Wednesday Night, December 7

Time magazine has named their Person of the Year. It’s none other than President-elect Donald Trump. He is the Person of the Year. Which is a big deal because this might be one of our last years.

Trump won in spite of losing in Time’s online poll to Hillary Clinton. Can she win anything? Really, Hillary’s now just hoping to win a mug that says “World’s Best Grandma.”

 I do want to distinguish, it doesn’t necessarily mean BEST Person of the Year, it’s just Person of the Year, although don’t tell Donald Trump that.

He did interviews about this, he said it was a very, very great honor and Time is a very important magazine. I think he’s more excited about this than being president, to be honest.

Some of the people of the year include Gandhi, Stalin, Churchill, Nixon, Putin, Obama, and Hitler.

So Trump is definitely fitting in there — you decide where he fits in for yourself. So anyway, congratulations to Donald Trump, and to the photographer who got him to sit still and not tweet for 30 seconds. That’s the guy who should be Person of the Year this year.
  

 
                                
 
    Late Night With Seth Meyers
  Wednesday Night, December 7

Donald Trump was named Time magazine’s 2016 Person of the Year this morning. While Hillary Clinton was named runner-up. And when she heard, Hillary hiked so far into the woods, she’s now living with Bran Stark.

Donald Trump is reportedly considering arriving at his inauguration by helicopter, and so is Chris Christie. “Take me with you! I can’t go back to New Jersey!”

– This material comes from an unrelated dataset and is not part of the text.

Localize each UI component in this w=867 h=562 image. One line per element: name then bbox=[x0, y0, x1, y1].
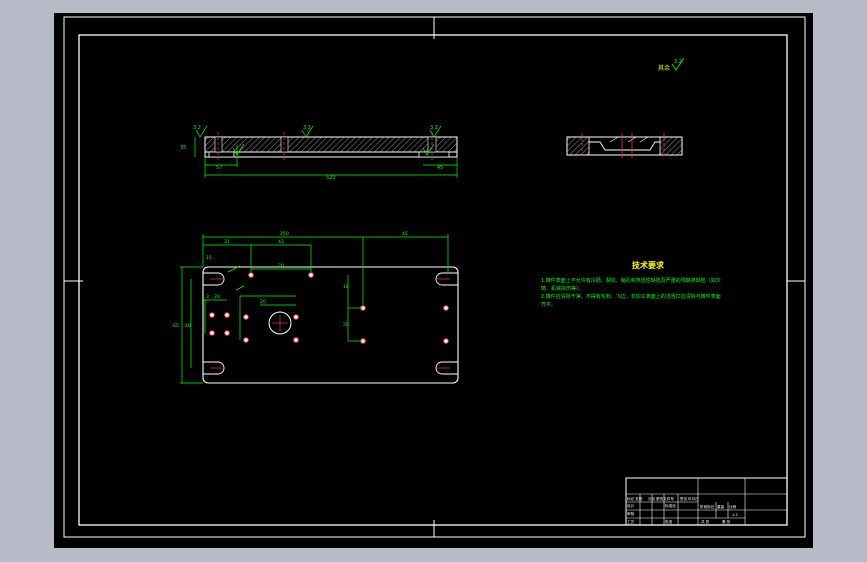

Former Trump campaign manager Corey Lewandowski said today that Donald Trump’s presidency will make it OK for people to say “Merry Christmas” again. Corey, we’ve always been allowed to say “Merry Christmas,” it’s just no one says it to you.

Donald Trump said today that he doesn’t believe that Russia interfered with his election in any way. Well, technically all he said was, “Nyet.”